Conductors

Maestro Donald Portnoy

portnoyprphoto Donald Portnoy is universally recognized as one of America’s dynamic and inspiring symphony orchestra conductors. He brings to music a unique awareness and appreciation for the audience and a refreshing sensitivity toward the musicians with whom he works. As a guest conductor he has earned fame with the major orchestras of Pittsburgh, Baltimore, Buffalo, and with other major regional orchestras throughout the United States, Argentina, Brazil, China, England, France, Germany, Poland, Russia, Taiwan, South Korea, Italy, Romania, and Switzerland.

Dr. Portnoy has served as music director and conductor of the Pittsburgh Opera Theater and the Pittsburgh Civic Symphony. For the 2002-2004 seasons he was appointed principal Guest Conductor of the Harbin Orchestra and the China Opera and Dance Symphony in Beijing. In March 2004 Portnoy received Columbia University’s 2004 Ditson Conductor’s Award for his commitment to the performance of works by American composers, and in June 2004 he was awarded the Greater Augusta Arts Council “Artist of the Year” Award.

Portnoy holds the Ira McKissick Koger Endowed Chair for the Fine Arts at the University of South Carolina, where he is Director of Orchestral Studies and Conductor of the USC Symphony and Chamber Orchestra. He is the founder and director of the renowned Conductors Institute whose participants come from all parts of the United States and abroad to attend annual summer sessions in Columbia.

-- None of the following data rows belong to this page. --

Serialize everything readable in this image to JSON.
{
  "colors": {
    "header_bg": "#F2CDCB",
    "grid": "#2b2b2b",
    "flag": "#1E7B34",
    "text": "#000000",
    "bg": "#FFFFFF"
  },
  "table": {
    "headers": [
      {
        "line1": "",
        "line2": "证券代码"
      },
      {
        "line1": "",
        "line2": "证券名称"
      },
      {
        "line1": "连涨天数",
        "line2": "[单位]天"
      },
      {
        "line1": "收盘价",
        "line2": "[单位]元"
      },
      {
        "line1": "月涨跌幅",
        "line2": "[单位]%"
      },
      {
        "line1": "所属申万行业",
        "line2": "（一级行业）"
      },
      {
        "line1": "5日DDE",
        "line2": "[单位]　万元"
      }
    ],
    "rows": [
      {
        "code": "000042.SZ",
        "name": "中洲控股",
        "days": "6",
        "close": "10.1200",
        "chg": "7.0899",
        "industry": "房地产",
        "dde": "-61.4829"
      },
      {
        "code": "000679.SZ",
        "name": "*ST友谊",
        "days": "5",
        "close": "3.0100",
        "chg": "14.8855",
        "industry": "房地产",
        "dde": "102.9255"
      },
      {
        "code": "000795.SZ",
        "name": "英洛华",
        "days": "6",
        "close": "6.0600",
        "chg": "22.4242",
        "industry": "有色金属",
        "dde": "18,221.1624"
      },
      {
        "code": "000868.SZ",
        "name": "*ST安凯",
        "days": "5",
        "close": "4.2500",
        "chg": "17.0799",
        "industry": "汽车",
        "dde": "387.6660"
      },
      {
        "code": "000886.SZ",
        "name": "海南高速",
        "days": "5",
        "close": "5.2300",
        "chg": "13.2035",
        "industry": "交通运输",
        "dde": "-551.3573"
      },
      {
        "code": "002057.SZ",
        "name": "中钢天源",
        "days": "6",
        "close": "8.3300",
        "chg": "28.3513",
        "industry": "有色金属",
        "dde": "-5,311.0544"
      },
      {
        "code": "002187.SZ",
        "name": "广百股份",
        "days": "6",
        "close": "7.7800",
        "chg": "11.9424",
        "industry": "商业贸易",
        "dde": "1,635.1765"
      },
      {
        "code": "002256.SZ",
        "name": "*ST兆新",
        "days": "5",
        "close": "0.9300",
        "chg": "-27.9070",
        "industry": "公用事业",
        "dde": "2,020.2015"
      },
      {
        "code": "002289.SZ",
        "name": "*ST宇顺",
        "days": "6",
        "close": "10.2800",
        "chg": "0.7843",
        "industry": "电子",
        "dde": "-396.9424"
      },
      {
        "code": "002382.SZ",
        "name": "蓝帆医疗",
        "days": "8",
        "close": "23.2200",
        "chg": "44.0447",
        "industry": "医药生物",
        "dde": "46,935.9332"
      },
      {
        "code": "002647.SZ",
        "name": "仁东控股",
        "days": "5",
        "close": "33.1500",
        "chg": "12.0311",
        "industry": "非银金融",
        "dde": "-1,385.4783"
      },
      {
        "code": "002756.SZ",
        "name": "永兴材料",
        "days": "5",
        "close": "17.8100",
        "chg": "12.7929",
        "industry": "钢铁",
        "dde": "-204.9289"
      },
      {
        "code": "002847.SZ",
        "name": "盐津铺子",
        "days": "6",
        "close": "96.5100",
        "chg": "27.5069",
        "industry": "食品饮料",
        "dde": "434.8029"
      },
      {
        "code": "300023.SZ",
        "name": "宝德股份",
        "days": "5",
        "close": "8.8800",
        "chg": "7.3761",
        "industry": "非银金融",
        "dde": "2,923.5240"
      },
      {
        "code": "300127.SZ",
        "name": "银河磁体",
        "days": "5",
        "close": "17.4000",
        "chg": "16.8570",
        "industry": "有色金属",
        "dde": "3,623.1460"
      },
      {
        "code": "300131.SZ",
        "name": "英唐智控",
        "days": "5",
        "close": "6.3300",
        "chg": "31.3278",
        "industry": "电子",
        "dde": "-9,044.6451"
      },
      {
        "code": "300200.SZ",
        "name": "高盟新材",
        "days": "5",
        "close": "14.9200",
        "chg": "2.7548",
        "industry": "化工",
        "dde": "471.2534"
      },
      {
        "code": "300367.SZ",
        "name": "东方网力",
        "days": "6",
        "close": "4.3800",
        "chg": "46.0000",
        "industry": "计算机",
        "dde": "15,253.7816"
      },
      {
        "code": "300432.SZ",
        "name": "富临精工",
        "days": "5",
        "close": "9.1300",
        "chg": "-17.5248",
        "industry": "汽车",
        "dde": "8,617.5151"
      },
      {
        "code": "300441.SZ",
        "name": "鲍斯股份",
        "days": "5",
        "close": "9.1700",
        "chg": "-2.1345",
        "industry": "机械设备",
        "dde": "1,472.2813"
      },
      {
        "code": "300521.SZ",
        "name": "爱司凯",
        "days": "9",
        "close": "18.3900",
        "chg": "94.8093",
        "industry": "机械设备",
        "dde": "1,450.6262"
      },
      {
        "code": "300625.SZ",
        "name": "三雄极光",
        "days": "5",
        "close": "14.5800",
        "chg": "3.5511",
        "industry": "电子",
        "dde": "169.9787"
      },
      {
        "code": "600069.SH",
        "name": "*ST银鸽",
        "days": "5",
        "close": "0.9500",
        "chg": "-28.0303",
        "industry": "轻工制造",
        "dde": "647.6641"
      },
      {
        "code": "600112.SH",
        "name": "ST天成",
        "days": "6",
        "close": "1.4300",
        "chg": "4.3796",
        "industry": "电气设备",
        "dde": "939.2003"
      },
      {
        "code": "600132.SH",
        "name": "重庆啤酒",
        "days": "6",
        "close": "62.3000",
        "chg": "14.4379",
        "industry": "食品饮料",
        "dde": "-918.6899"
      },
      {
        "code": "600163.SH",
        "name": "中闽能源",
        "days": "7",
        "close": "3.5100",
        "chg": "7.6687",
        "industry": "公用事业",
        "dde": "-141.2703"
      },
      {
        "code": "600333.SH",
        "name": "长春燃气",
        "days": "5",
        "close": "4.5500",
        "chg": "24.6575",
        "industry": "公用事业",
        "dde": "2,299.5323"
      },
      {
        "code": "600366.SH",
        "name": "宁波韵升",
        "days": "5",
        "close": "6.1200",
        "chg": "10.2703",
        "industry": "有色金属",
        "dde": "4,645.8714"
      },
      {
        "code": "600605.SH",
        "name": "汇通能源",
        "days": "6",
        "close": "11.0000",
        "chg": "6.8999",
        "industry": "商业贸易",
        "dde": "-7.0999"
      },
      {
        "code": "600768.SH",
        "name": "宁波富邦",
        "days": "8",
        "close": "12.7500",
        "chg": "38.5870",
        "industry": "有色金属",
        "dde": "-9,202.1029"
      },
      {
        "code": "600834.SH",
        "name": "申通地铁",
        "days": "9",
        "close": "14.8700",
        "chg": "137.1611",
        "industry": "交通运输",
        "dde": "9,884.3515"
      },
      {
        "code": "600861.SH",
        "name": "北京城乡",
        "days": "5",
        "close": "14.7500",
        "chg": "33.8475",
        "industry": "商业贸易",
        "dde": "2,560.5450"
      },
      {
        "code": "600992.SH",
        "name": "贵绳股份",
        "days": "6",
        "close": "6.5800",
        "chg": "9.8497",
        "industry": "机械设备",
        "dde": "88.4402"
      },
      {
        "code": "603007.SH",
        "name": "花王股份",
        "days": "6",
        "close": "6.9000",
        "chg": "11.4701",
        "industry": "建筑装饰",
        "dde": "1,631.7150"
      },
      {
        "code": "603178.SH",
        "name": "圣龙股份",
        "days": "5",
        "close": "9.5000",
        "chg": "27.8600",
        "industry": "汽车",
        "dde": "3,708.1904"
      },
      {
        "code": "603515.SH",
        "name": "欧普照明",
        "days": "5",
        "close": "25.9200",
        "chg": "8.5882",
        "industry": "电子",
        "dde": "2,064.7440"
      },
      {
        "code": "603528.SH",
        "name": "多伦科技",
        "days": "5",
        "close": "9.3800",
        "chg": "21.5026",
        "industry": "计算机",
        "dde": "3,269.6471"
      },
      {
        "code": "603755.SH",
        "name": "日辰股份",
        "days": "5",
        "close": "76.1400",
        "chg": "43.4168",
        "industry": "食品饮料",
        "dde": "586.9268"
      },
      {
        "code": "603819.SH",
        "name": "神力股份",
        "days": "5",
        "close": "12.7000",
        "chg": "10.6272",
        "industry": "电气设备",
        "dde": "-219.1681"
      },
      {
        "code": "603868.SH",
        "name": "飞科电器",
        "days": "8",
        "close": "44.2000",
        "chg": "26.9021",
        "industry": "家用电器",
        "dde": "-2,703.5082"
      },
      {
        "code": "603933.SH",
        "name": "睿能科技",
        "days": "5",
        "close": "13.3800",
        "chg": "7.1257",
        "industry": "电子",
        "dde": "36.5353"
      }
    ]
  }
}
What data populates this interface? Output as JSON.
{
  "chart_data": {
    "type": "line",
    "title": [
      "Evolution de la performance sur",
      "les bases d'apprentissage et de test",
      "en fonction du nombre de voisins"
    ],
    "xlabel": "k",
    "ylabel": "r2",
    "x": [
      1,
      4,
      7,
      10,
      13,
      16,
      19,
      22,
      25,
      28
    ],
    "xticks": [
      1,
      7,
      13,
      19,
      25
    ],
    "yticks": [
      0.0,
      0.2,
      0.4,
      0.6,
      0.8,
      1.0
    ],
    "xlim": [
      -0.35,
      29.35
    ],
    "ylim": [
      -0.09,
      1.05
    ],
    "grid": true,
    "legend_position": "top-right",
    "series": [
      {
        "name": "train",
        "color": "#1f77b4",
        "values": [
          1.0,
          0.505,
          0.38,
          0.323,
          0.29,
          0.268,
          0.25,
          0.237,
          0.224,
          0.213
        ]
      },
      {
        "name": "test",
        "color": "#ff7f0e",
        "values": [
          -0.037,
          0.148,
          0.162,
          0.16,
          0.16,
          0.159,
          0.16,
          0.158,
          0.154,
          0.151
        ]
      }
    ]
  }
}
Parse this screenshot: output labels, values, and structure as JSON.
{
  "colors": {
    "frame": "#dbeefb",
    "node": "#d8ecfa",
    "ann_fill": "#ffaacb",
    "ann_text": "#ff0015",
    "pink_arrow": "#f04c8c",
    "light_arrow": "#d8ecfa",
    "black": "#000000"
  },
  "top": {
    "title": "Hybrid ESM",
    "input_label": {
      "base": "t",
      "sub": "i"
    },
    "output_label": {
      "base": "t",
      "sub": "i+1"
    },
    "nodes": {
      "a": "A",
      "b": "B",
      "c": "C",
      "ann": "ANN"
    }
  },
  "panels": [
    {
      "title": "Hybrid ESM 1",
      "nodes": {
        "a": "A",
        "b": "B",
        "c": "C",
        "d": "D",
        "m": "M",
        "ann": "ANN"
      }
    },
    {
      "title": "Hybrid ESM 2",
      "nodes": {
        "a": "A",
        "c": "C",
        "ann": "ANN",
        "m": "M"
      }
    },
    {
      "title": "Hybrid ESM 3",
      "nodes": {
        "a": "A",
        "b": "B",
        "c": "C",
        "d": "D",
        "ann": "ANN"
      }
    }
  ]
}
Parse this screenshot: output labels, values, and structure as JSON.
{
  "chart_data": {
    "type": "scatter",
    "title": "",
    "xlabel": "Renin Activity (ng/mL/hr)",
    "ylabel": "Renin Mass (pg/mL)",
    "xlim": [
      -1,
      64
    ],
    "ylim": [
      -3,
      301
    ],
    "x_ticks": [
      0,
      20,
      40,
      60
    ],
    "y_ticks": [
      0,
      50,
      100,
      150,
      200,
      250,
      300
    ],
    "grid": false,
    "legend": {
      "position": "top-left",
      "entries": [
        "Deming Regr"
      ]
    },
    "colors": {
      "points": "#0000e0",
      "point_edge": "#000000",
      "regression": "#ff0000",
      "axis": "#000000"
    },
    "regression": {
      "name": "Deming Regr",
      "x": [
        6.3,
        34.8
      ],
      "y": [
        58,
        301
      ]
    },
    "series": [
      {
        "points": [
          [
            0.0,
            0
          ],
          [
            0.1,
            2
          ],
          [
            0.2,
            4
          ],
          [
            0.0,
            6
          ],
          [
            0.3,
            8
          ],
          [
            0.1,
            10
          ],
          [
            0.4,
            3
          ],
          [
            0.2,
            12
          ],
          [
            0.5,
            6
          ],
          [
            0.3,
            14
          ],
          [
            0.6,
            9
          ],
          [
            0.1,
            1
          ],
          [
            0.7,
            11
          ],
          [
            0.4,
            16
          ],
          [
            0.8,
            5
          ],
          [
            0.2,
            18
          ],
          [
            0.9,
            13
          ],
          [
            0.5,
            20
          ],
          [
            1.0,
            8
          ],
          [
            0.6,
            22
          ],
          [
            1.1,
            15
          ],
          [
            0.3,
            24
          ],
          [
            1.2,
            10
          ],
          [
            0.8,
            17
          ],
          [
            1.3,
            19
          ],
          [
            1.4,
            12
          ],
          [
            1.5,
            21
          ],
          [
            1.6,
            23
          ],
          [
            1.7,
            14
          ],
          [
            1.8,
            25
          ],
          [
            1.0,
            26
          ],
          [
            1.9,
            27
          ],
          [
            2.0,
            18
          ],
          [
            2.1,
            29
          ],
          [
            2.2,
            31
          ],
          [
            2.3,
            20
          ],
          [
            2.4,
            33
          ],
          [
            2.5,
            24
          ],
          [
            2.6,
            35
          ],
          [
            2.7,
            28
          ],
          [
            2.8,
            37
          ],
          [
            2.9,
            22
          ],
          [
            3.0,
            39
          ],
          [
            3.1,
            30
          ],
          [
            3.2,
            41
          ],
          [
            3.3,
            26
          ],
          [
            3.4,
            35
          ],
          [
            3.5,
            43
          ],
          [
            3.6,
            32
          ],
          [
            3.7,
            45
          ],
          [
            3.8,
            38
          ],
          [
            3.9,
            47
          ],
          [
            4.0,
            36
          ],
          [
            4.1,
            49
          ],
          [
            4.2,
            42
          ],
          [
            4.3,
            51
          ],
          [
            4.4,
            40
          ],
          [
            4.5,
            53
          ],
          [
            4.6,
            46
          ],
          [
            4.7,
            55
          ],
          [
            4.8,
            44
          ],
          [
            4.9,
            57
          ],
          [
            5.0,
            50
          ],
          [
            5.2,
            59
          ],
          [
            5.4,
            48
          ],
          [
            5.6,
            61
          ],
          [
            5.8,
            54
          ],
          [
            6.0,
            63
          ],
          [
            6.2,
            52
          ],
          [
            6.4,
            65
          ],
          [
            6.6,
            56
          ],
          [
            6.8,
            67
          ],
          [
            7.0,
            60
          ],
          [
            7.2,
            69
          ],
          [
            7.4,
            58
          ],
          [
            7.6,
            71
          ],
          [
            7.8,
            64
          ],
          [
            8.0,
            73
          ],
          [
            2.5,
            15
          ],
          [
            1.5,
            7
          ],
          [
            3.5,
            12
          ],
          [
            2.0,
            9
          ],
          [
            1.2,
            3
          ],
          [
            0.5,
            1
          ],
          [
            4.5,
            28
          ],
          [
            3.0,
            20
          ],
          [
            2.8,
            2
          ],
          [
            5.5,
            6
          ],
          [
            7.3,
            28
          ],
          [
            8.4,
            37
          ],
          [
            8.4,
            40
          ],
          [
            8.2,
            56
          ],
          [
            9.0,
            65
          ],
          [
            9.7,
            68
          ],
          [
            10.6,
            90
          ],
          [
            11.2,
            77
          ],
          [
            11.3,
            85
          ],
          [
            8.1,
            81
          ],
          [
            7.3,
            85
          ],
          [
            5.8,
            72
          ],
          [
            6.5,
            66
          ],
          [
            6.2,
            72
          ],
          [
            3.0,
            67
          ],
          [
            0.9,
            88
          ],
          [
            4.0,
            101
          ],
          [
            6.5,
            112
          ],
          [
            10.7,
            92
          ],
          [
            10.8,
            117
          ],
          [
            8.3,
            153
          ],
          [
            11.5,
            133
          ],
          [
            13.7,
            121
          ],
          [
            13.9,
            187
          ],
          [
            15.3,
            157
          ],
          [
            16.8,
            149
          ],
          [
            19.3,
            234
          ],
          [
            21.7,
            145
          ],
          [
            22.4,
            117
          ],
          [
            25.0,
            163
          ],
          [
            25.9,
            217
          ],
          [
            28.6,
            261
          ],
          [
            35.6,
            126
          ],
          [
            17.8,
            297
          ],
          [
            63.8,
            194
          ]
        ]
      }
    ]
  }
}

In December 2009-January 2010 Dr. Portnoy traveled around the world to guest conduct orchestras and give master classes in conducting and violin in Spain, Italy, China, Hong Kong, Taiwan and South Korea. As music director and conductor of the Piccolo Spoleto Festival Orchestra he conducted three concerts during the 2010 season, and on June 2 received the following comment from the Post and Courier (Charleston, South Carolina): “Maurice Ravel’s orchestration of his “Le tombeau de Couperin” a cheerfully hopeful homage, emerged in Portnoy’s hands as close to perfection as could be ever wanted.”